Amazon.com Review
Hayden Carruth says that the small-town idioms comprising David Lee's poems are full of music, humor, and good sense, and that's a pretty good summary of the project. Like Mark Twain before him, though, Lee puts some teeth in his warm-hearted agrarian writing. Check out "Ugly," for instance. It's a very dark, very hilarious poem about how a man determined to commit suicide kept failing, ruining yet another facial feature with each attempt. Similarly, in "Clean," Lee describes how the children of fanatics are doomed to suffer: "Cleanest woman that ever lived / was Mizrez Bullard / her kids' ears bled she scrubbed so hard ..."
From Publishers Weekly
Colloquial phrasing and rhythms mark this 1995 Western States Book Award winner, the latest volume of an on-going epic which includes, among other titles, The Porcine Canticles. Though some may challenge Lee's version of American country life as depicted in these narrative poems, vernacular voices like his are few on the current poetry scene. "Back home ever fall at the fair/they had a fruit judging/from whoever's trees wanted/to bring it in..." Many protagonists are present in a variety poems. Mr.

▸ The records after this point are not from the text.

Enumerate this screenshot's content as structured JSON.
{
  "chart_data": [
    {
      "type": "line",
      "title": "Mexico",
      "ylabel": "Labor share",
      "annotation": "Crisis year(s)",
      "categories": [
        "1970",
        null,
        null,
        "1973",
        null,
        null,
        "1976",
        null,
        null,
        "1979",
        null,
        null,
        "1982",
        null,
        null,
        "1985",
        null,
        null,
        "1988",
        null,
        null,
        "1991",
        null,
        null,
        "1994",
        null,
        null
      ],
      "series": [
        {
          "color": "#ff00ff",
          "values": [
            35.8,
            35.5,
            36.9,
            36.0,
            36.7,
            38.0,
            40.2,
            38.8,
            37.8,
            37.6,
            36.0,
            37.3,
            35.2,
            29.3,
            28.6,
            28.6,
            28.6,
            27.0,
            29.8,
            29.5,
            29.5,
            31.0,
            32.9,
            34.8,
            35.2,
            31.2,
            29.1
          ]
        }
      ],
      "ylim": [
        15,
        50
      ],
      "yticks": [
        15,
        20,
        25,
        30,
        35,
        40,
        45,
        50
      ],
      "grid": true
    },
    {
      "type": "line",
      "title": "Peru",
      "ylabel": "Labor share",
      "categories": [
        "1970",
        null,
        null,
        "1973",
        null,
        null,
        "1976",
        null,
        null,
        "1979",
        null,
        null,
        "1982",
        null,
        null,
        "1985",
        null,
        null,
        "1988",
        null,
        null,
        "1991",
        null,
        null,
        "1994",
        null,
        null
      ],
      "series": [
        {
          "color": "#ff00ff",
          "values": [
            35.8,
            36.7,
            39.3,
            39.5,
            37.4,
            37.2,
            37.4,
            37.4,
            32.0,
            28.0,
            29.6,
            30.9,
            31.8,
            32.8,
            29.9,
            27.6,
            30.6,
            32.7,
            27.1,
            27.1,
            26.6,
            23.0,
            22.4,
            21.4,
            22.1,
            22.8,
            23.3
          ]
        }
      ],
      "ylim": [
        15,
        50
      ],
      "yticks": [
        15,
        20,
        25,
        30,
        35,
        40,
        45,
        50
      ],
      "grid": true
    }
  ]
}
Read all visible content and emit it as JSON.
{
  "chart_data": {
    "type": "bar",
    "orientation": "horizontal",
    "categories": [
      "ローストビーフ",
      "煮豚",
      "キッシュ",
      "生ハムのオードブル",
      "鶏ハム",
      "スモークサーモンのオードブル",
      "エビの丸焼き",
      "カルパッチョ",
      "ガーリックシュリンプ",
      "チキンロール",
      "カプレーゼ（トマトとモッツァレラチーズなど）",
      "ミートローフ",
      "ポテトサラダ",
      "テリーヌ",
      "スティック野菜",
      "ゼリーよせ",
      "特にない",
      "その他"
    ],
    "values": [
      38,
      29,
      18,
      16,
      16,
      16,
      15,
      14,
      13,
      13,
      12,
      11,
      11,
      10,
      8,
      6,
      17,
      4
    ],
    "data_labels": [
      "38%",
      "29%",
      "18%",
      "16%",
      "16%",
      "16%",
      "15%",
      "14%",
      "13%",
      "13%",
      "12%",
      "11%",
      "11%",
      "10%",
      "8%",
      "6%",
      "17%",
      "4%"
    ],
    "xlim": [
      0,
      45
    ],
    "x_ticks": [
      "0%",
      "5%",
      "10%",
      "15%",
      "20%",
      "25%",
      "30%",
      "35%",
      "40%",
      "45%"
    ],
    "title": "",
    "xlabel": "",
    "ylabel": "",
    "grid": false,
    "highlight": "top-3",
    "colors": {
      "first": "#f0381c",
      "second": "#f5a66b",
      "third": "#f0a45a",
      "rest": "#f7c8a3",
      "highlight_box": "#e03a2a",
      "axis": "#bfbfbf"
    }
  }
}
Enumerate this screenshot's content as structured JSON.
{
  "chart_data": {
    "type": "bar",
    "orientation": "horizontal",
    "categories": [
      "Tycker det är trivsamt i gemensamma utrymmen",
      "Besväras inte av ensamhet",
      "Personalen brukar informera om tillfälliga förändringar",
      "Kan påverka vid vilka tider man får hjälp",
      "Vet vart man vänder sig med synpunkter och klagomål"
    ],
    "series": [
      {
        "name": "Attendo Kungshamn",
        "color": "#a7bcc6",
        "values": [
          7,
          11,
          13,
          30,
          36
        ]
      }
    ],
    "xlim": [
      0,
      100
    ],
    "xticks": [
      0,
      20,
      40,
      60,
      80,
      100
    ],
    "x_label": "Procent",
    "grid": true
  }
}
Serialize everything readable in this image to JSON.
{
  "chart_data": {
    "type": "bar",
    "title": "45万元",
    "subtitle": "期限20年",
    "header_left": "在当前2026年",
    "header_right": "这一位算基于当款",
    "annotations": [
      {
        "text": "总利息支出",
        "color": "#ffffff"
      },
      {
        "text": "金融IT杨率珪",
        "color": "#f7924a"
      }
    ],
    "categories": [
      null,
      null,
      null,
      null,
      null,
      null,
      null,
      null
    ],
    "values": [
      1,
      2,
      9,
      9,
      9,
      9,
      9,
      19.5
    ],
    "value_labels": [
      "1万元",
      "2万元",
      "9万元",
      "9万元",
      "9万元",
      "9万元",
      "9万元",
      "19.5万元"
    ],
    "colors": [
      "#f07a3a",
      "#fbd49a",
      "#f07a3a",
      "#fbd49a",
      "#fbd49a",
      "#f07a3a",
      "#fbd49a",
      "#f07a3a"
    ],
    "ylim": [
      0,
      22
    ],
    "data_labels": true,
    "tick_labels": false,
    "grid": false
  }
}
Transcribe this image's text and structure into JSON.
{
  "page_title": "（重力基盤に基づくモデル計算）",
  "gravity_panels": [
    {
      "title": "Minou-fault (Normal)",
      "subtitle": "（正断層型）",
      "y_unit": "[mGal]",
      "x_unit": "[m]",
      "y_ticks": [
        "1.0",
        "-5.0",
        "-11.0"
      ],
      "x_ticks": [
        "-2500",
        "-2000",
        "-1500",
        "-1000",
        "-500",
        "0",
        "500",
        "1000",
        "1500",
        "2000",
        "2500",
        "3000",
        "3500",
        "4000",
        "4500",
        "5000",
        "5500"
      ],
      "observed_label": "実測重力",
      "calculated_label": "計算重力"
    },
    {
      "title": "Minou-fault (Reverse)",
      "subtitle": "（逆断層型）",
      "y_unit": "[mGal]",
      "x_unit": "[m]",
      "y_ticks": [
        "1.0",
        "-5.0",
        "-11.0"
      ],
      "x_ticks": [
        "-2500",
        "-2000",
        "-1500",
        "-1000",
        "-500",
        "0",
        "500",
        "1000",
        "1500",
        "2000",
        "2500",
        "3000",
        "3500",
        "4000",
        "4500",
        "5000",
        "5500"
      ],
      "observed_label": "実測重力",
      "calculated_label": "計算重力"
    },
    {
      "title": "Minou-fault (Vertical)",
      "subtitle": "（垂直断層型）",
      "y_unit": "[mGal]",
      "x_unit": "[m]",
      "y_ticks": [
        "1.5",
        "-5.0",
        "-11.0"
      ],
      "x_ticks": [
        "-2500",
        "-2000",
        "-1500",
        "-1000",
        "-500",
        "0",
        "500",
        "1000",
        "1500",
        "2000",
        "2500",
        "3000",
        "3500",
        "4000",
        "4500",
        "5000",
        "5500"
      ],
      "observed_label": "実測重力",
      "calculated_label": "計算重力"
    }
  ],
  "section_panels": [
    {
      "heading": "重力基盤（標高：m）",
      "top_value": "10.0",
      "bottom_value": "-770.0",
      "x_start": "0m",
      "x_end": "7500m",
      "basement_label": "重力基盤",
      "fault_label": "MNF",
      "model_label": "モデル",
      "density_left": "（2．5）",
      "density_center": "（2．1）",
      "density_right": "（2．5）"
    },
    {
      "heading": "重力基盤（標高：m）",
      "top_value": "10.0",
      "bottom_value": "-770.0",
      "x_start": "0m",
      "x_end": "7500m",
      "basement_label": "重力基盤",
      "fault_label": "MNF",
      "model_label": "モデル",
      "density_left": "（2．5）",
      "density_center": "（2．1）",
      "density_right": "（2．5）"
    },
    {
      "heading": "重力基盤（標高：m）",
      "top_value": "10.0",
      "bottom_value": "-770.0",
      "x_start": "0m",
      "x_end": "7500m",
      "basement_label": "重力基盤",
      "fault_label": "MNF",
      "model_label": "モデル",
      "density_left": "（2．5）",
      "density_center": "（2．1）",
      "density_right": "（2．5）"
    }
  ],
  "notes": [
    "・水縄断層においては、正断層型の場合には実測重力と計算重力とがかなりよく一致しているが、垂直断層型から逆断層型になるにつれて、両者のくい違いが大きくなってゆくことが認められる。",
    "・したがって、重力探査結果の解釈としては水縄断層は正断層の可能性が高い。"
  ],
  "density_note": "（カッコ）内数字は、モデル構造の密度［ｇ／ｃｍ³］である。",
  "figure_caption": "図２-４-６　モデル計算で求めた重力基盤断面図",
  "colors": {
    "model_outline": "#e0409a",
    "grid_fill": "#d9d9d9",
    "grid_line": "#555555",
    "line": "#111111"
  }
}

Cummings, briefly introduced in an opening reminiscent of Spoon River Anthology, is later seen as grade school janitor, disciplinarian, faith healer and man haunted all his life by one night and a gypsy girl. Lee, whose voice is usually that of narrator, evokes parallels other than Masters: Robert Service, Whitman, E.A. Robinson, even Williams, in Patterson. This work, if perhaps not ageless, is accessible, always appealing and often memorable.